Steven Byrnes comments on Alignment Proposal: Adversarially Robust Augmentation and Distillation

Steven Byrnes 29 May 2025 13:25 UTC
3 points
1
(Thanks for your patient engagement!)
If you believe
- it is probably true that future pure imitation learning techniques can capture the process by which humans figure out new scientific ideas over millions of seconds, AND
- it is “certainly false” that future pure imitation learning techniques can capture the process by which AlphaZero figures out new chess strategies over millions of games
then I’m curious what accounts for the difference, in your mind?

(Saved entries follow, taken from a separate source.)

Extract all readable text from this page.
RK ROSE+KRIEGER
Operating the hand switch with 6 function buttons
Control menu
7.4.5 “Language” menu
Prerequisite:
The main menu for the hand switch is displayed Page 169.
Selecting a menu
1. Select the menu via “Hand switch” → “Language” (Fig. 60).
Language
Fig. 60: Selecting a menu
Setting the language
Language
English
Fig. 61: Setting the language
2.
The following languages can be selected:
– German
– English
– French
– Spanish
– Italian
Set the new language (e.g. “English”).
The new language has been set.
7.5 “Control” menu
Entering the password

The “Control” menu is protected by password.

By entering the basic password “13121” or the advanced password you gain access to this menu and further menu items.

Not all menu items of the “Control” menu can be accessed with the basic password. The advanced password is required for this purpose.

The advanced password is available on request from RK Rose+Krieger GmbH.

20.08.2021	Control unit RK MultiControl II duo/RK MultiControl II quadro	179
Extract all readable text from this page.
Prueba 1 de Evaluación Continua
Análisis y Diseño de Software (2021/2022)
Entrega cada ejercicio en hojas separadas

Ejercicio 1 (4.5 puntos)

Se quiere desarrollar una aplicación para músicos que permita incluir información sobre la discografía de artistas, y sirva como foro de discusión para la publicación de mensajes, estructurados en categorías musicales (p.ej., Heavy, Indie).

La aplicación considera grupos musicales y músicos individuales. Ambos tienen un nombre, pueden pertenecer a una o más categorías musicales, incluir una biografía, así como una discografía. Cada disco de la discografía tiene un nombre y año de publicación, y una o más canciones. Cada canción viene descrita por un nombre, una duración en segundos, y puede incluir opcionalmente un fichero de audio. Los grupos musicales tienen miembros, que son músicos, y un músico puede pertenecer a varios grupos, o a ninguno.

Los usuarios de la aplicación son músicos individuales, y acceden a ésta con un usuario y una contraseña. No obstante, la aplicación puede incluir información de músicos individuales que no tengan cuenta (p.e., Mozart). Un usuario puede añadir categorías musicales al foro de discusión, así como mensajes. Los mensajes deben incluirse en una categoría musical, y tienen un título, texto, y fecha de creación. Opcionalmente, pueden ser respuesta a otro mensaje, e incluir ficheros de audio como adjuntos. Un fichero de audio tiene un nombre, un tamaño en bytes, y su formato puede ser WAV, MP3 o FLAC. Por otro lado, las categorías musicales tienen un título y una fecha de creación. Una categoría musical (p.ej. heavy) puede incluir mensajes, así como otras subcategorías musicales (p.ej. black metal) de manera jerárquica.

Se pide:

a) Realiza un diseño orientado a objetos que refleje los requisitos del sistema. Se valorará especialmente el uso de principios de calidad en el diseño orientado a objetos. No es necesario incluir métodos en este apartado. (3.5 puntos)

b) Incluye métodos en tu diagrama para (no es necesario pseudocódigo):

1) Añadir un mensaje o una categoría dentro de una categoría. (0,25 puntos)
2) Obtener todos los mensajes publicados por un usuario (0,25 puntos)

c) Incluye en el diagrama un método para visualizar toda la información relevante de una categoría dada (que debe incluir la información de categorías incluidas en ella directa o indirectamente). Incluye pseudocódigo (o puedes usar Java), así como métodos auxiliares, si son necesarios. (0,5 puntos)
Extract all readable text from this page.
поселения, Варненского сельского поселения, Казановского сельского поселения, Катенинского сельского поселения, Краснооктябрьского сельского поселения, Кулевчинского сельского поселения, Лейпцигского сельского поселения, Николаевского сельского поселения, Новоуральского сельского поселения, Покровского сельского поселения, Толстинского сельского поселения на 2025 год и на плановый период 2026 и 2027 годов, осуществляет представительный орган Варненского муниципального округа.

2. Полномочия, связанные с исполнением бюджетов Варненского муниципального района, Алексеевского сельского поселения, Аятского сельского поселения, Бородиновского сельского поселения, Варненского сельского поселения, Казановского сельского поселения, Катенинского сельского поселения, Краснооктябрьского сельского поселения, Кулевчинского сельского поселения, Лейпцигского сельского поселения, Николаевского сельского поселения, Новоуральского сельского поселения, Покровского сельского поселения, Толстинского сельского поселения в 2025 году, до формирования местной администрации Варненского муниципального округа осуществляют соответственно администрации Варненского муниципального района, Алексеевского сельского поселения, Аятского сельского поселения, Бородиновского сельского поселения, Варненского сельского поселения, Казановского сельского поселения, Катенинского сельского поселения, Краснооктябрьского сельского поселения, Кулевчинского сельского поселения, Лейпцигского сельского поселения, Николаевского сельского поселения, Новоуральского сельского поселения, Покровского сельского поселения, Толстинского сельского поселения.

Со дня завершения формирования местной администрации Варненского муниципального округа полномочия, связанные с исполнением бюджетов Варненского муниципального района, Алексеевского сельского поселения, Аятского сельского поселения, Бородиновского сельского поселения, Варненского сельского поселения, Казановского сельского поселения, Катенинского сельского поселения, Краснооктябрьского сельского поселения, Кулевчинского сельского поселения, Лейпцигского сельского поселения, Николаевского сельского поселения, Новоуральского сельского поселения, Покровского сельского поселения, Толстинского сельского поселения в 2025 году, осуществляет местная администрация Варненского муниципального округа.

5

More detail, just to make sure we’re on the same page: The analogy I’m suggesting is:
(A1) AlphaZero goes from Elo 0 to Elo 2500
(A2) …via self-play RL
(A3) Future pure imitation learner extrapolates this process forward to get Elo 3500 chess skill
-versus-
(B1) Human civilization goes from “totally clueless about nanotech design principles / technical alignment / whatever” in 1900 to “somewhat confused about nanotech design principles / technical alignment / whatever” in 2025
(B2) …via whatever human brains are doing (which I claim centrally involves RL)
(B3) Future pure imitation learner extrapolates this process forward to get crystal-clear understanding of nanotech design principles / technical alignment / whatever
You think that (A3) is “certainly false” while (B3) is plausible, and I’m asking what you see as the disanalogy.
(For the record, I think both (A3) and (B3) are implausible. I think that LLM in-context learning can capture the way that humans figure out new things over seconds, but not the way that humans figure out new things over weeks and months. And I don’t think that’s a solvable problem, but rather points to a deep deficiency in imitation learning, a deficiency which is only solvable by learning algorithms with non-imitation-learning objectives.)
- Cole Wyeth 29 May 2025 13:56 UTC
  2 points
  0
  Parent
  I didn’t realize you intended A3 to refer to future imitation learning systems. In that case, yes, it will work. You might have to use some tricks similar to gwern’s suggestions—e.g. the imitation learner should (for fair comparison) also have access to the simulation platform that AlphaZero uses, and would have to play about as many games as AlphaZero plays. But it does not have to do the same search and policy distillation training process that AlphaZero does.